An odd feature of agency appeals is that the agency (here, the USPTO) is both the appellee and the tribunal itself. This dual role creates an inherent tension – the agency is defending its own decision while also being responsible for carrying out further review. In this case, the USPTO’s request for a remand seems likely to be an attempt to avoid an adverse appellate ruling by bolstering the agency’s position with a better reasoned opinion. But the ordinary approach here is to recognize that the agency already had its chance to issue a final decision, and that the USPTO should deal with the consequences on appeal rather than get a second (third) bite at the apple. The Federal Circuit will now need to assess whether remand is appropriate so late in the process, or whether the case is ripe for a decision on the current record.
But the Director can fully express the Agency’s view in her response brief on appeal. Remand is unnecessary for that purpose. _See id._ (“so the board can reevaluate the bases of its decision” is an insufficient justification).
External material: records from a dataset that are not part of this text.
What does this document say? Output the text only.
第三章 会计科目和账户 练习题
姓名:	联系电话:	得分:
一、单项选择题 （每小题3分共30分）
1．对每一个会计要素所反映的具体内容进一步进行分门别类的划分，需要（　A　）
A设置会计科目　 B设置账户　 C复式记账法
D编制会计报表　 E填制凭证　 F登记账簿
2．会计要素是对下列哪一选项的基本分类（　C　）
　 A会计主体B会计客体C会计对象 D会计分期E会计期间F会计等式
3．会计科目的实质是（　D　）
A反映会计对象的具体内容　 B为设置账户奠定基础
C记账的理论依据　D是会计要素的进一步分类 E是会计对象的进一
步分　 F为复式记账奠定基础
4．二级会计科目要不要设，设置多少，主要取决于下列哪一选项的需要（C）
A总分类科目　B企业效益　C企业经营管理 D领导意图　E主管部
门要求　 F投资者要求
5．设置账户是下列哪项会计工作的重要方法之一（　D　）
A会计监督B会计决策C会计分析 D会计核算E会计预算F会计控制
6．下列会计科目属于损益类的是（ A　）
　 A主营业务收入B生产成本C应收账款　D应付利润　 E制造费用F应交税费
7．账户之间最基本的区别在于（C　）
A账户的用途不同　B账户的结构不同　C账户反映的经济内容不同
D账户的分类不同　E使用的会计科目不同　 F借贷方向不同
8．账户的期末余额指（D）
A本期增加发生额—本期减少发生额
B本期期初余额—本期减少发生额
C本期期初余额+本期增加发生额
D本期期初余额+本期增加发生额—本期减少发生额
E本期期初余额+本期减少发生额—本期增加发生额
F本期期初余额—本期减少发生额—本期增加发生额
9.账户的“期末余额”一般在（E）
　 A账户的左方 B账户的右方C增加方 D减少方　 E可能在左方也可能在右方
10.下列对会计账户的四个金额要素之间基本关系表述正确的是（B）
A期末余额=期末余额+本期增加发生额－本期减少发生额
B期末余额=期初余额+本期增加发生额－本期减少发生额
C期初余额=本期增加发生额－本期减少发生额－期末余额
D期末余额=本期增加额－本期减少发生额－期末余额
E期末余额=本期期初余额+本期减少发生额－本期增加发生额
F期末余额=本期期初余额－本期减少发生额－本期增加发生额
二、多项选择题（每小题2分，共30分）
Federal Circuit Rule 27(f) provides guidance on motions for remand:
A motion to . . . remand should be made as soon as the grounds for the motion are known. After the appellant . . . has filed its principal brief, the argument supporting . . . remand should be made in the response brief of the appellee.
Fed. Cir. R. 27(f). This provision does not provide much guidance, but there are some prior cases where the Federal circuit has appeared to generously grant remand if the USPTO requested an opportunity to reconsider its prior decision.
Remand “is usually appropriate” to allow an agency to reconsider its previous position.
Marin Partners v. Heaven Hill Distilleries, Inc., No. 2023-1624, 2023 WL 5286458, at *1 (Fed. Cir. Aug. 17, 2023) quoting dicta from SKF USA Inc. v. United States, 254 F.3d 1022, 1029 (Fed. Cir. 2001) (attempting to spell out a taxonomy of agency remand situations).
A key early case from the Federal Circuit on point is In re Hester, 838 F.2d 1193, 1194 (Fed. Cir. 1988). In that case the Federal Circuit denied the Patent Office motion for remand that was filed a few days before the merits brief was due and the appellant had already expended the time, money, and effort to file his brief. In addition to early filing, the court provided some examples of when remand is appropriate:
It is not the intent of the court to discourage the filing of any and all motions to remand. Parties may agree that remand is desirable, intervening law may warrant a remand, the Board may wish to concede to some or all of appellant’s demands, or other circumstances may be present that would indicate that remand is appropriate. However, none of those circumstances is present here.
The USPTO’s responsive brief is due on Friday, and so I expect the Federal Circuit to decide this motion quickly.